Tom has helped with this website in two ways. He gave us
permission to use photos from his Flickr site. For many
fern species his photo was the only photo we could use.
The other way Tom helped is thru his work with the
Consortium of Pacific Herbaria website. It is thru herbarium
collection records that this website knows where plants
can be found.
Since 1997,
Forest & Kim Starr have provided botanical,
entomological, and faunal surveys in support of planning,
permitting, research and management efforrs in the state of Hawaii.
As they work they also post photos on Flickr and now have
a phenomenal collection of 168,000 images.
Forest & Kim's Flickr photos are licensed with a
Creative Commons license allowing anyone to use them with attribution.
Although their photos are taken in Hawaii many of the species
have been introduced and can also be found in the more
tropical areas of the United States. We appreciate both using
their photos in this website and the ability to make links
to their photo site.
Keoki & Yuko Stender made the
Marinelife Photography website
of photos and descriptions of Hawaiian fish, corals, marine aminals,
seaweed and birds. The website also includes most Hawaiian plants.
This collection is vast with excellent photos and easy-to-understand-descriptions.
They allow their photos to be used in this website
for which we are very grateful.
George 'Keoki' Stender teaches underwater
photography, scuba repair and marine life identification. He
owns and runs the Keoki's Scuba repair service, leads snorkeling
trips and sells stock photography.
Yuko Okano Stender
has experience as an Assistant Dolphin Trainer and Bilingual Interpreter
at Sea Life Park in Waimanalo, O'ahu, Finfish Aquaculture technician at
the Oceanic Institute, and Environmental Lab technician and Educator
with Rapture Marine Expeditions,Waikiki Aquarium, Marine Option Program, and 'Alu Like.
She is currently pursuing a PhD in Geography at the University of Hawaii at Manoa.
When Eric White was a Wilderness Ranger on Mt. Shasta he
contributed observations and photographs to both the Botany and
Wildlife departments of the Shasta-Trinity National Forest. He now
works for the National Ocean Service/NOAA. His
interests include evolutionary biology and serpentine ecology.

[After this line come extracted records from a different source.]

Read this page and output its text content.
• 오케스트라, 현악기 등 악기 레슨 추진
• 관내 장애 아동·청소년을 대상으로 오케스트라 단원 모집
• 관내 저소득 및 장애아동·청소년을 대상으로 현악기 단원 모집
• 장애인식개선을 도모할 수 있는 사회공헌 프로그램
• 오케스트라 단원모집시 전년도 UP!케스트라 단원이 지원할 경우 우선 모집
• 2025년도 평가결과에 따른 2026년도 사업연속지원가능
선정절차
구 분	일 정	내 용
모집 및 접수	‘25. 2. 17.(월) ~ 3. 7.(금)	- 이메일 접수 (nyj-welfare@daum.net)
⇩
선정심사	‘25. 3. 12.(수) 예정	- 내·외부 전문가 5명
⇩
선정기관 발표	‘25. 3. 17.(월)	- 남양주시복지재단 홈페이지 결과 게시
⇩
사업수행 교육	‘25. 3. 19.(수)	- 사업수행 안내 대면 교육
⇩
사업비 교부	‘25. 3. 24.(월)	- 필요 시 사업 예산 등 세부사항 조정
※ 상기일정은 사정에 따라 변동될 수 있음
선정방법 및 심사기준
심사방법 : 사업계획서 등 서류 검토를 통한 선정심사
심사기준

He is focused on the endemic plants of Mt. Eddy, California, and the
endemic plants and animals of the Hawaiian islands.
Eric has contributed over
1,500 photos to CalPhotos. Many of these photos are of plants and
animals in Hawaii. Because Eric lisences his photos with a
Creative Commons lisence he allows them to be used in this
website. Thank you, Eric, for your help.
Tony Valois, while working at the Santa Monica Mountains
National Recreation Area, documented virtually every plant species
in the Recreation Area and developed the award winning
Wildflowers of the Santa Monica Mountains National Recreation Area website.
This information is also available as an
iPhone app.
Tony has documented over 1,200 species with over 7,000 botanical images. Many
of Tony's photos are used on this website.
More than a One Hundred and Fifty Image Authors have contributed to this website, so many that they can
not all be listed here. But every one of them is appreciated. Most often they have posted
their photos with a Creative Commons license. Some have made their photos public domain.
Others have given us their permission to use their photos.
You can see their names and the number of photos that have been contributed on the
Image Authors page.
Thank you for taking great botanical photos, for identifying the species, for
posting your photos on the web and for giving us permission to use them.
Thousands and thousands of Botanical Plant Collectors, over the last
hundred years, have collected millions of plant specimens that are now archived
in herbaria. Each collection is verified, then pressed and dried
and catalogued. Other people have converted these collections into digital
records which we use to deduce where and when species can be found.
We use over ten million of these collection records.
The search by location, elevation and time of year used in this
website is only possible because of the great amount of work done by the
botanical plant collectors and the herbarium staff. The many herbaria
involved in this work can be seen at this
Attribution and Copyright
link. Thank you, collectors and herbarium staff, for the work that you do.